Naloxone, most known by its brand name “Narcan,” is FDA-approved as a medication to reverse the toxic effects of an opioid overdose. In South Carolina, naloxone is available from pharmacies and community distributors throughout the state without a prescription.

Since January 2018, the state’s county alcohol and drug abuse authorities, opioid treatment programs, recovery organizations – and other organizations that provide services to people who may have a substance use disorder – have distributed thousands of doses of naloxone to patients, caregivers, and community members through the Overdose Education and Naloxone Distribution program.

Since completing hundreds of Overdose Prevention and Narcan Administration training events throughout the Lowcountry in 2018, WakeUp Carolina has found several common misconceptions from the greater South Carolina community. It’s a frightening topic – overdose. It’s not something that most people are going to be comfortable discussing. The fact is overdoses are on the rise nationally and locally. Per the Opioid Emergency Response Team (OERT) in November of 2022, EMS responded to 832 overdoses in Charleston County alone. With overdoses (fatal and non-fatal) being at such high rates, the chances of coming across someone who’s experiencing an overdose could hit closer to home than one would think.

Frequently Asked Questions

“Isn’t that what they used in the Pulp Fiction movie?”

Yes, they used injectable Naloxone on Uma Thurman’s character. WakeUp Carolina distributes nasal Narcan and doesn’t require any injections. This medication is absorbed through the mucus membrane in the nose.

“Does distributing Narcan condone continued drug use?”

We can see that if someone has an overdose reversed from nasal Narcan and goes back to using opioids, it could look like we’re enabling their drug use. WakeUp Carolina believes where there is breath, there is hope. Some people believe it’s for the “drug addicts” living under a bridge, others see it as a college-age issue, but in our experience overdoses do not discriminate. We’ve seen “five-star” athletes who were experimenting at a party, an elderly grandmother who got her medications mixed up for her vitamins, and the populations who seek out lethal narcotics for their own personal use – knowing that any dose could be their last.

“How does Narcan work?”

Opioids attach to brain receptors that minimize pain but that also affects breathing. Naloxone/Narcan reverses the effects of opioids by binding more strongly to the same receptors and temporarily “taking over” and knocking the drug off these sites so that breathing can be restored. It only works on opioids. It does not work for overdoses caused by non-opioid substances such as cocaine, amphetamines, ecstasy, GHB, or alcohol. This medication does not have the potential for abuse and does not increase risk-taking behavior – cannot be used to get high and it is not addictive. It has a long safety history, reported side effects are rare, and can be easily administered by properly trained community members/caregivers.

“So, after they wake up from an overdose, they’re fine?”

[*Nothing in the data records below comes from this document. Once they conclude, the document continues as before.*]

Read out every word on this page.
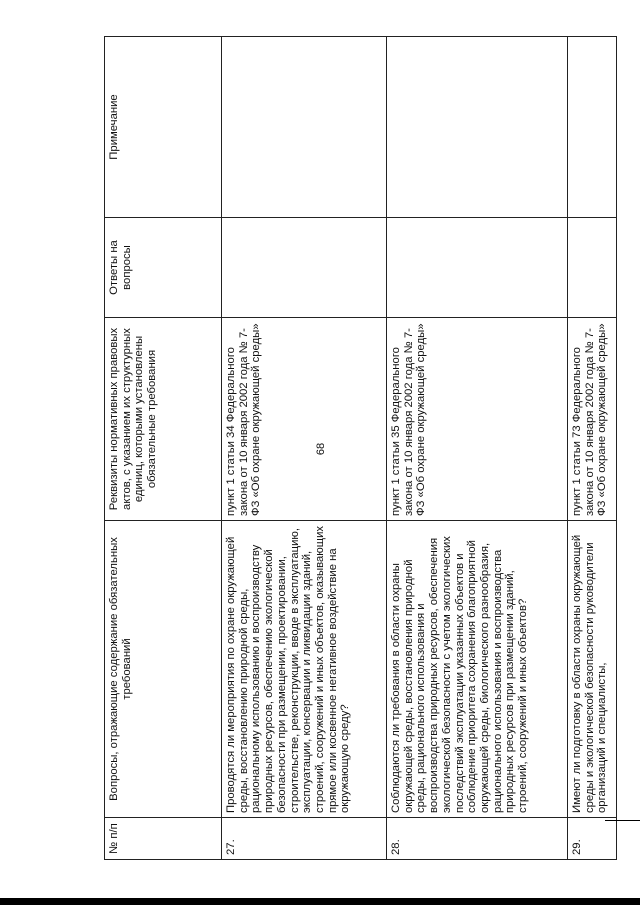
68
№ п/п	Вопросы, отражающие содержание обязательных требований	Реквизиты нормативных правовых актов, с указанием их структурных единиц, которыми установлены обязательные требования	Ответы на вопросы	Примечание
27.	Проводятся ли мероприятия по охране окружающей среды, восстановлению природной среды, рациональному использованию и воспроизводству природных ресурсов, обеспечению экологической безопасности при размещении, проектировании, строительстве, реконструкции, вводе в эксплуатацию, эксплуатации, консервации и ликвидации зданий, строений, сооружений и иных объектов, оказывающих прямое или косвенное негативное воздействие на окружающую среду?	пункт 1 статьи 34 Федерального закона от 10 января 2002 года № 7-ФЗ «Об охране окружающей среды»		
28.	Соблюдаются ли требования в области охраны окружающей среды, восстановления природной среды, рационального использования и воспроизводства природных ресурсов, обеспечения экологической безопасности с учетом экологических последствий эксплуатации указанных объектов и соблюдение приоритета сохранения благоприятной окружающей среды, биологического разнообразия, рационального использования и воспроизводства природных ресурсов при размещении зданий, строений, сооружений и иных объектов?	пункт 1 статьи 35 Федерального закона от 10 января 2002 года № 7-ФЗ «Об охране окружающей среды»		
29.	Имеют ли подготовку в области охраны окружающей среды и экологической безопасности руководители организаций и специалисты,	пункт 1 статьи 73 Федерального закона от 10 января 2002 года № 7-ФЗ «Об охране окружающей среды»		
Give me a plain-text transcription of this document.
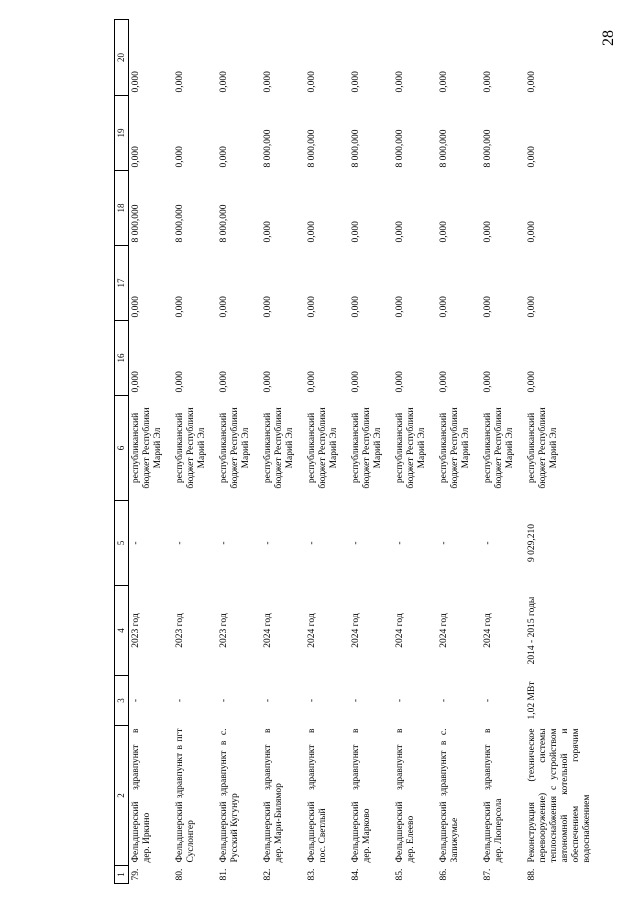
28
1	2	3	4	5	6	16	17	18	19	20
79.	Фельдшерский здравпункт в дер. Иркино	-	2023 год	-	республиканский бюджет Республики Марий Эл	0,000	0,000	8 000,000	0,000	0,000
80.	Фельдшерский здравпункт в пгт Суслонгер	-	2023 год	-	республиканский бюджет Республики Марий Эл	0,000	0,000	8 000,000	0,000	0,000
81.	Фельдшерский здравпункт в с. Русский Кугунур	-	2023 год	-	республиканский бюджет Республики Марий Эл	0,000	0,000	8 000,000	0,000	0,000
82.	Фельдшерский здравпункт в дер. Мари-Билямор	-	2024 год	-	республиканский бюджет Республики Марий Эл	0,000	0,000	0,000	8 000,000	0,000
83.	Фельдшерский здравпункт в пос. Светлый	-	2024 год	-	республиканский бюджет Республики Марий Эл	0,000	0,000	0,000	8 000,000	0,000
84.	Фельдшерский здравпункт в дер. Марково	-	2024 год	-	республиканский бюджет Республики Марий Эл	0,000	0,000	0,000	8 000,000	0,000
85.	Фельдшерский здравпункт в дер. Елеево	-	2024 год	-	республиканский бюджет Республики Марий Эл	0,000	0,000	0,000	8 000,000	0,000
86.	Фельдшерский здравпункт в с. Запижумье	-	2024 год	-	республиканский бюджет Республики Марий Эл	0,000	0,000	0,000	8 000,000	0,000
87.	Фельдшерский здравпункт в дер. Люперсола	-	2024 год	-	республиканский бюджет Республики Марий Эл	0,000	0,000	0,000	8 000,000	0,000
88.	Реконструкция (техническое перевооружение) системы теплоснабжения с устройством автономной котельной и обеспечением горячим водоснабжением	1,02 МВт	2014 - 2015 годы	9 029,210	республиканский бюджет Республики Марий Эл	0,000	0,000	0,000	0,000	0,000
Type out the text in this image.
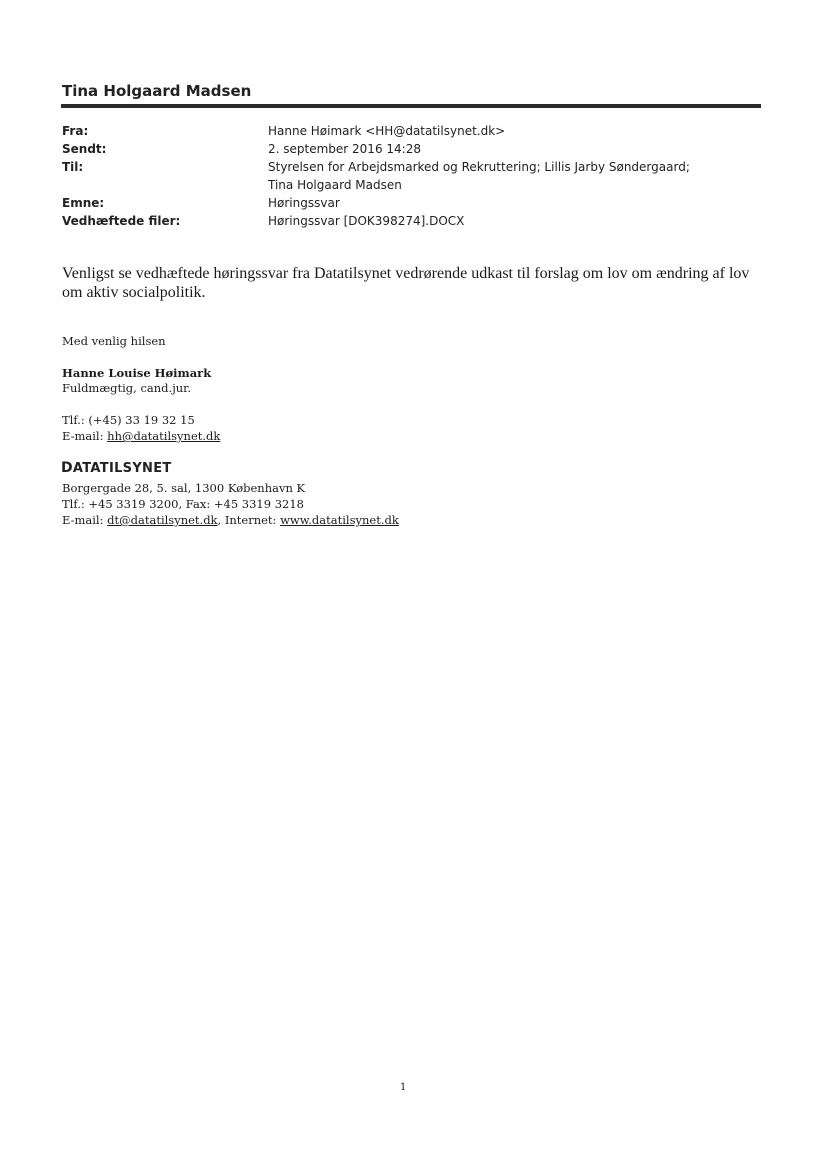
Tina Holgaard Madsen
Fra:	Hanne Høimark <HH@datatilsynet.dk>
Sendt:	2. september 2016 14:28
Til:	Styrelsen for Arbejdsmarked og Rekruttering; Lillis Jarby Søndergaard; Tina Holgaard Madsen
Emne:	Høringssvar
Vedhæftede filer:	Høringssvar [DOK398274].DOCX
Venligst se vedhæftede høringssvar fra Datatilsynet vedrørende udkast til forslag om lov om ændring af lov om aktiv socialpolitik.
Med venlig hilsen
Hanne Louise Høimark
Fuldmægtig, cand.jur.
Tlf.: (+45) 33 19 32 15
E-mail: hh@datatilsynet.dk
DATATILSYNET
Borgergade 28, 5. sal, 1300 København K
Tlf.: +45 3319 3200, Fax: +45 3319 3218
E-mail: dt@datatilsynet.dk, Internet: www.datatilsynet.dk
1
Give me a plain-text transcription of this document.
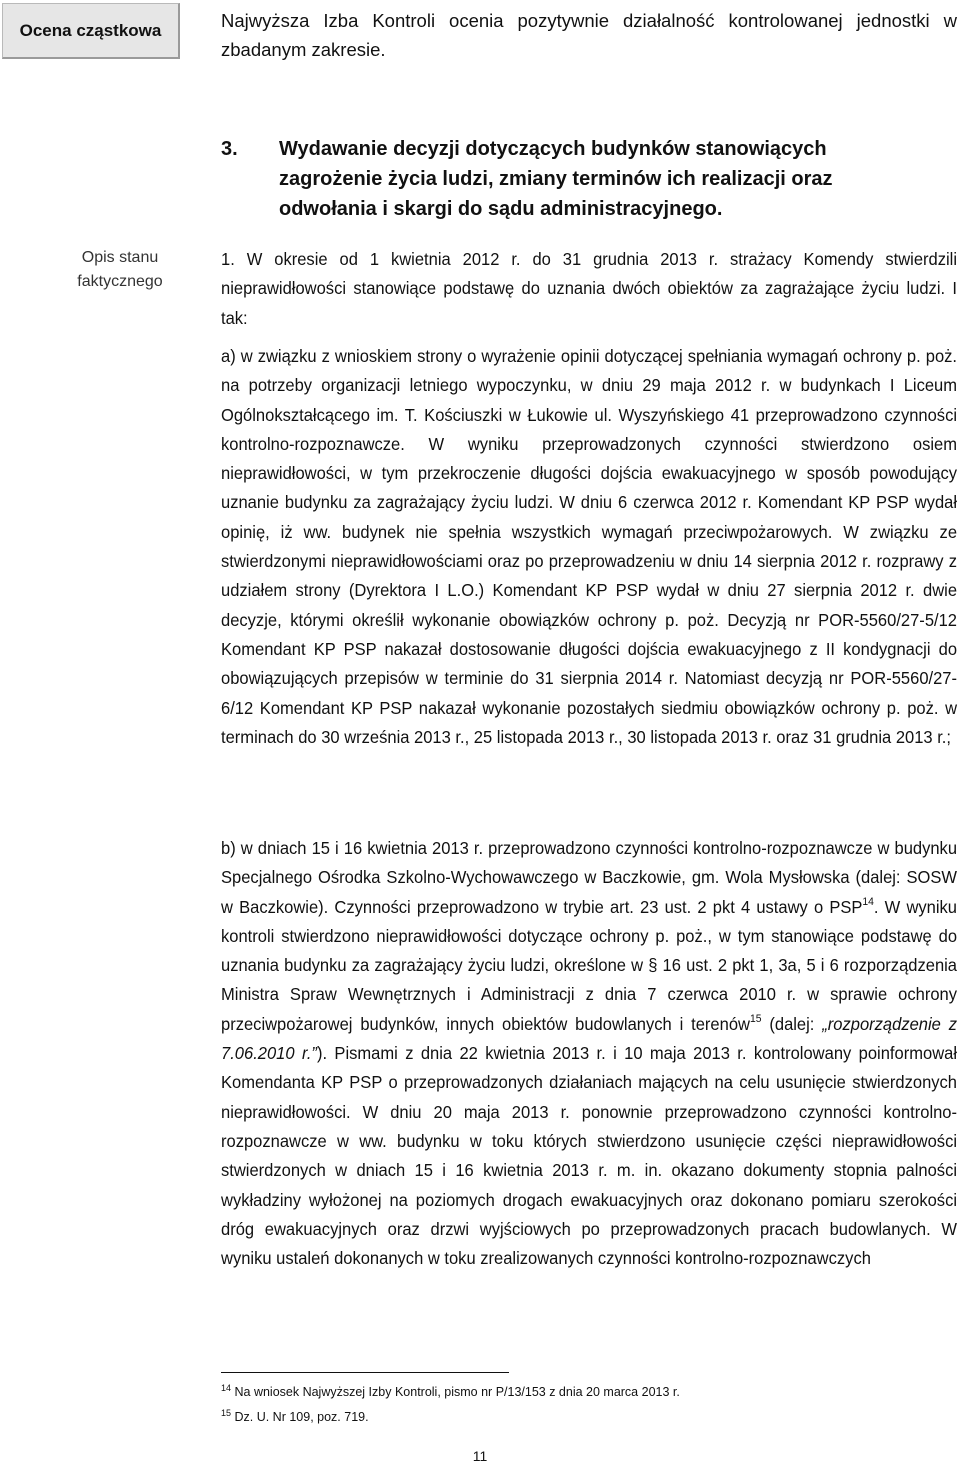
Ocena cząstkowa
Opis stanu
faktycznego
Najwyższa Izba Kontroli ocenia pozytywnie działalność kontrolowanej jednostki w zbadanym zakresie.
3. Wydawanie decyzji dotyczących budynków stanowiących
zagrożenie życia ludzi, zmiany terminów ich realizacji oraz
odwołania i skargi do sądu administracyjnego.
1. W okresie od 1 kwietnia 2012 r. do 31 grudnia 2013 r. strażacy Komendy stwierdzili nieprawidłowości stanowiące podstawę do uznania dwóch obiektów za zagrażające życiu ludzi. I tak:
a) w związku z wnioskiem strony o wyrażenie opinii dotyczącej spełniania wymagań ochrony p. poż. na potrzeby organizacji letniego wypoczynku, w dniu 29 maja 2012 r. w budynkach I Liceum Ogólnokształcącego im. T. Kościuszki w Łukowie ul. Wyszyńskiego 41 przeprowadzono czynności kontrolno-rozpoznawcze. W wyniku przeprowadzonych czynności stwierdzono osiem nieprawidłowości, w tym przekroczenie długości dojścia ewakuacyjnego w sposób powodujący uznanie budynku za zagrażający życiu ludzi. W dniu 6 czerwca 2012 r. Komendant KP PSP wydał opinię, iż ww. budynek nie spełnia wszystkich wymagań przeciwpożarowych. W związku ze stwierdzonymi nieprawidłowościami oraz po przeprowadzeniu w dniu 14 sierpnia 2012 r. rozprawy z udziałem strony (Dyrektora I L.O.) Komendant KP PSP wydał w dniu 27 sierpnia 2012 r. dwie decyzje, którymi określił wykonanie obowiązków ochrony p. poż. Decyzją nr POR-5560/27-5/12 Komendant KP PSP nakazał dostosowanie długości dojścia ewakuacyjnego z II kondygnacji do obowiązujących przepisów w terminie do 31 sierpnia 2014 r. Natomiast decyzją nr POR-5560/27-6/12 Komendant KP PSP nakazał wykonanie pozostałych siedmiu obowiązków ochrony p. poż. w terminach do 30 września 2013 r., 25 listopada 2013 r., 30 listopada 2013 r. oraz 31 grudnia 2013 r.;
b) w dniach 15 i 16 kwietnia 2013 r. przeprowadzono czynności kontrolno-rozpoznawcze w budynku Specjalnego Ośrodka Szkolno-Wychowawczego w Baczkowie, gm. Wola Mysłowska (dalej: SOSW w Baczkowie). Czynności przeprowadzono w trybie art. 23 ust. 2 pkt 4 ustawy o PSP$^{14}$. W wyniku kontroli stwierdzono nieprawidłowości dotyczące ochrony p. poż., w tym stanowiące podstawę do uznania budynku za zagrażający życiu ludzi, określone w § 16 ust. 2 pkt 1, 3a, 5 i 6 rozporządzenia Ministra Spraw Wewnętrznych i Administracji z dnia 7 czerwca 2010 r. w sprawie ochrony przeciwpożarowej budynków, innych obiektów budowlanych i terenów$^{15}$ (dalej: „rozporządzenie z 7.06.2010 r.”). Pismami z dnia 22 kwietnia 2013 r. i 10 maja 2013 r. kontrolowany poinformował Komendanta KP PSP o przeprowadzonych działaniach mających na celu usunięcie stwierdzonych nieprawidłowości. W dniu 20 maja 2013 r. ponownie przeprowadzono czynności kontrolno-rozpoznawcze w ww. budynku w toku których stwierdzono usunięcie części nieprawidłowości stwierdzonych w dniach 15 i 16 kwietnia 2013 r. m. in. okazano dokumenty stopnia palności wykładziny wyłożonej na poziomych drogach ewakuacyjnych oraz dokonano pomiaru szerokości dróg ewakuacyjnych oraz drzwi wyjściowych po przeprowadzonych pracach budowlanych. W wyniku ustaleń dokonanych w toku zrealizowanych czynności kontrolno-rozpoznawczych
$^{14}$ Na wniosek Najwyższej Izby Kontroli, pismo nr P/13/153 z dnia 20 marca 2013 r.
$^{15}$ Dz. U. Nr 109, poz. 719.
11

No, Naloxone only continues to work for 30-90 minutes, and overdose symptoms can return. It’s vital the person of concern gets to the emergency department as soon as possible after they’ve been revived. All individuals should be monitored for recurrence of signs and symptoms of opioid toxicity for at least 4 hours from the last dose of Narcan. Some medical providers may suggest longer monitoring depending on the opioids an individual has taken.

“Where can I get Naloxone (Narcan)?”

Naloxone is FDA-approved as a medication to reverse the toxic effects of an opioid overdose. In South Carolina, naloxone is available from pharmacies and community distributors (listed on our social media pages) throughout the state without a prescription. When getting this medication through pharmacies the cost depends on your insurance co-pay.